The numbers may be a bit extreme here, but unquestionably use-cases have to stratify in the next year or two between model families.
We’ll see a split between frontier intelligence for high end tasks and work, and much cheaper models for high volume workloads that can sufficiently be peeled off to cheaper models. Frontier will still be far bigger than today because the use-cases will demand it, but the low-end will get quite a bit larger as well.
The big update here is that the layer that can efficiently route the workload to the right model will then become increasingly valuable since that becomes one of the new hard problems in AI agents. Agent orchestration that can cost optimize while still performing the task successfully will be in a strong position.
Good take
My guess is
- demand for intelligence is near infinite
- but 80% of workloads will be running on 99% cheaper models within 12-18 months
- 20% of workloads will still run on latest gen models where IQ maxing is important (scientific breakthroughs, higher level ochestrator agents?)

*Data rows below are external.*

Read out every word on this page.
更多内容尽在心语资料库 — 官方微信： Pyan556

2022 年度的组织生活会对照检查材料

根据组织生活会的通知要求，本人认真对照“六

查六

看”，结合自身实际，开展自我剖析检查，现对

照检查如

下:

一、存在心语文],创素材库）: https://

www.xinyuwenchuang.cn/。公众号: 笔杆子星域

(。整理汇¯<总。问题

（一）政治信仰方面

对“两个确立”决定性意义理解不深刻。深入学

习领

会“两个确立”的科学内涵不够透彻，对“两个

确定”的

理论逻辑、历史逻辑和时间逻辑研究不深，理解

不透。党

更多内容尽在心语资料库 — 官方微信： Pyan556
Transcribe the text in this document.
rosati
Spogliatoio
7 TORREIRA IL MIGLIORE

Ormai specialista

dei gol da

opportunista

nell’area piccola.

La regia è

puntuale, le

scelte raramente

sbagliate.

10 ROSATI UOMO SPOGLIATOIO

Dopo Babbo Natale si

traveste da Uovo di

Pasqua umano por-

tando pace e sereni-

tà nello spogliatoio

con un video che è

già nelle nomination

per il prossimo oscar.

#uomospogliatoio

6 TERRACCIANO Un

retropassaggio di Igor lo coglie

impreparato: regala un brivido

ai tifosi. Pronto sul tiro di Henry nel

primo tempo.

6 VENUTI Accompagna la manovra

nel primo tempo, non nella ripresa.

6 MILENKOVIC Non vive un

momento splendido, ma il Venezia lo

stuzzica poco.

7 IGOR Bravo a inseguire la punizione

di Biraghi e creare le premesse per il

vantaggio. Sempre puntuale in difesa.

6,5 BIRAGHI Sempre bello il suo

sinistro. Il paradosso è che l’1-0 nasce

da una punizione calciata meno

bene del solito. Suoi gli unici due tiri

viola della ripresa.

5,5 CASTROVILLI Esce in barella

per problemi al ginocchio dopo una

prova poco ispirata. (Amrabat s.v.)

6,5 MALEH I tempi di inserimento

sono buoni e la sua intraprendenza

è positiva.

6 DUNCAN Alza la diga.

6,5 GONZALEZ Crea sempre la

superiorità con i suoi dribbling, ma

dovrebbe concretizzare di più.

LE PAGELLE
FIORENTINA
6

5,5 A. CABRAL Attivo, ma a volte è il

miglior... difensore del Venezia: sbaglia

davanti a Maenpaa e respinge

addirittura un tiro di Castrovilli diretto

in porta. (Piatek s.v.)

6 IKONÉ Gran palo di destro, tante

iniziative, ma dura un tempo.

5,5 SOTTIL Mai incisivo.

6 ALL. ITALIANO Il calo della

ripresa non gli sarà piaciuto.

- rough analogy might be what % of macbooks or gaming PCs sold have the maxed out specs for CPU/GPU, prices are falling much faster than Moore's law here though
- this leads me to think the limiting factor will be energy and compute, not better models
At Coinbase we're working hard on routing prompts to cheaper models where appropriate, and in some cases have been able to keep costs roughly flat, while token usage continues to grow exponentially.